There's no constitutional right to peddle an addictive poison that kills millions of Americans, say anti-smoking advocates who have hounded a Bill of Rights exhibit wherever it travels through the country.

But Philip Morris Companies Inc., the cigarettemaker that is sponsoring the mobile exhibit, takes the protesters in stride. In fact, the tobacco company has even reserved what it calls a "soapbox" for them.The center of the storm is a traveling exhibit featuring a 200-year-old handwritten copy of the Bill of Rights. The document belongs to the state of Virginia, which was the last of the original states to ratify the bill, creating the first 10 amendments to the Constitution.

The exhibit, now set up near the Salt Palace, is touring the United States, a 26,000-mile journey that takes the antique vellum from Montgomery, Ala., to Honolulu; from San Francisco to Augusta, Maine.
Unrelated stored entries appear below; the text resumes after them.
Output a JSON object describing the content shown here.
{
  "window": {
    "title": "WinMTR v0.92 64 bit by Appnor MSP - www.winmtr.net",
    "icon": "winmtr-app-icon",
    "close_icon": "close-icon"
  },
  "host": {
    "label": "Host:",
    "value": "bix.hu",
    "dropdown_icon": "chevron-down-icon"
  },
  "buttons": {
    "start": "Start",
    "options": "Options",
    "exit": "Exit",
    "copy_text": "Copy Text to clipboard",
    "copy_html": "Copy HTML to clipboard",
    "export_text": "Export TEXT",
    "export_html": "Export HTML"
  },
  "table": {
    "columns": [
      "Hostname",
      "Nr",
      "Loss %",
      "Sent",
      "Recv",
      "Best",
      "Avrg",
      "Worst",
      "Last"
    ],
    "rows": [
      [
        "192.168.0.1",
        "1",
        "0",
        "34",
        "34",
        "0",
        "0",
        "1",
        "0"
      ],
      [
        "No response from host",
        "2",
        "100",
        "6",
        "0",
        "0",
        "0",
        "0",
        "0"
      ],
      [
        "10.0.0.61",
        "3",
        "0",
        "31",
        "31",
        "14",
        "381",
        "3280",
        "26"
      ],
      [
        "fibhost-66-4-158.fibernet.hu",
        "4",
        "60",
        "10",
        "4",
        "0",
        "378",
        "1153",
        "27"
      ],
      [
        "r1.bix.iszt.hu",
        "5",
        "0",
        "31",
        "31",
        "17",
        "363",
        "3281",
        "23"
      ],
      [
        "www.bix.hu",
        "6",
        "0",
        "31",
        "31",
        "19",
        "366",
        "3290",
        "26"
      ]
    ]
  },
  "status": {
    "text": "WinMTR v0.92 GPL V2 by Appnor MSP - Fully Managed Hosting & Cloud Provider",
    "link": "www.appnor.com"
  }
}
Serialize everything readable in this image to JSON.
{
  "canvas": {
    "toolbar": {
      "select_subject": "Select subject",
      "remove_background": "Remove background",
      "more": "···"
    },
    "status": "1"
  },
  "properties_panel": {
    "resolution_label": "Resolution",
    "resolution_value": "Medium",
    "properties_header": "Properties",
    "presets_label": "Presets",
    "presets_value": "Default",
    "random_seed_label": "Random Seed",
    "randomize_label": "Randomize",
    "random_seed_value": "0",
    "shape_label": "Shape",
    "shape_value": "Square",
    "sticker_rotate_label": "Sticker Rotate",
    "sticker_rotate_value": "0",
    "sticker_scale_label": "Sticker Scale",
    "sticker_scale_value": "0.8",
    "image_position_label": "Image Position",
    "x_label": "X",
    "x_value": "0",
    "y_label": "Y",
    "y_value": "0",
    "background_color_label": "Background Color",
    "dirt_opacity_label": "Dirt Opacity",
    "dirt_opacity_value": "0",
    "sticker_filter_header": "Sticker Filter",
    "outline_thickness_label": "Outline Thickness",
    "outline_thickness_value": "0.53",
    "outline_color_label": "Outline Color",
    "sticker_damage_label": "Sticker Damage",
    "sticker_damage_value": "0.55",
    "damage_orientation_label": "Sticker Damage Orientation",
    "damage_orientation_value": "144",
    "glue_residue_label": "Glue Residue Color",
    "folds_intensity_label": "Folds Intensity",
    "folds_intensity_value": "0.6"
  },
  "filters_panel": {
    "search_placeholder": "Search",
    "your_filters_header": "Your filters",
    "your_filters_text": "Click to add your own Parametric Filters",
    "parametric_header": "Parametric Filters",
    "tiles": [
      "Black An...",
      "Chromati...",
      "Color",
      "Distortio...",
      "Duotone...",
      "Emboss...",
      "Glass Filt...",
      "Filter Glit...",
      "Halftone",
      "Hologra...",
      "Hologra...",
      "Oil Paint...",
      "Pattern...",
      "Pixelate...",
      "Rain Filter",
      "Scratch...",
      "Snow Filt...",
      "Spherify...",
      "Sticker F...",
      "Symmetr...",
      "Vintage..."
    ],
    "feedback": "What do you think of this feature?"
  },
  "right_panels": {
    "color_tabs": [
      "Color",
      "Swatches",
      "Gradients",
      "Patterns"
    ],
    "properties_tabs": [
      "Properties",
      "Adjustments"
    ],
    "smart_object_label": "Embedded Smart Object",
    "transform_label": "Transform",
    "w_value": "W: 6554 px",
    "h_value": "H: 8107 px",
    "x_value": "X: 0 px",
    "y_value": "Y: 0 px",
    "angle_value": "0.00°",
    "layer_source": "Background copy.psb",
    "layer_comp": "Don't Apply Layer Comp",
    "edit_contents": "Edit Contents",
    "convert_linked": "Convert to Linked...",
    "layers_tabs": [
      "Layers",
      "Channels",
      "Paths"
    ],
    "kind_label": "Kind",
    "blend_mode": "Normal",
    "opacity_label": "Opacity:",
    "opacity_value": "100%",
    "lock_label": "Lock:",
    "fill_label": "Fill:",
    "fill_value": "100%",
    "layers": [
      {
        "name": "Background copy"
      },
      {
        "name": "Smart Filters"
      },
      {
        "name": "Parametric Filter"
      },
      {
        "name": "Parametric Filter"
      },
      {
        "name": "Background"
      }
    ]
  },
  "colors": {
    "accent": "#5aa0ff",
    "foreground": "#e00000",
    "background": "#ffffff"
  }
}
Housed in a special van along with special-effects reproductions, the copy of the Bill of Rights will be on display today through Saturday. Or, as a Philip Morris ad in today's Deseret News says somewhat melodramatically, "The document that's been protecting our freedoms for 200 years will be gone on May 4."

That ad and the Philip Morris sponsorship of the Bill of Rights tour have sparked a counter-ad and a counterdemonstration. And other Utahns have vowed to hold counter-counterdemonstrations.

An advertisement placed by The Coalition for a Tobacco-Free Utah charges among many other things that the tobacco industry has tried to thwart freedom of speech - the free discussion that the Bill of Rights is supposed to promote.

A satiric 12-foot Statue of Liberty has been following the Bill of Rights van. The statue, designed and financed by Doctors Ought to Care, shows Liberty chained to cigarettes, symbolizing America's addiction to tobacco.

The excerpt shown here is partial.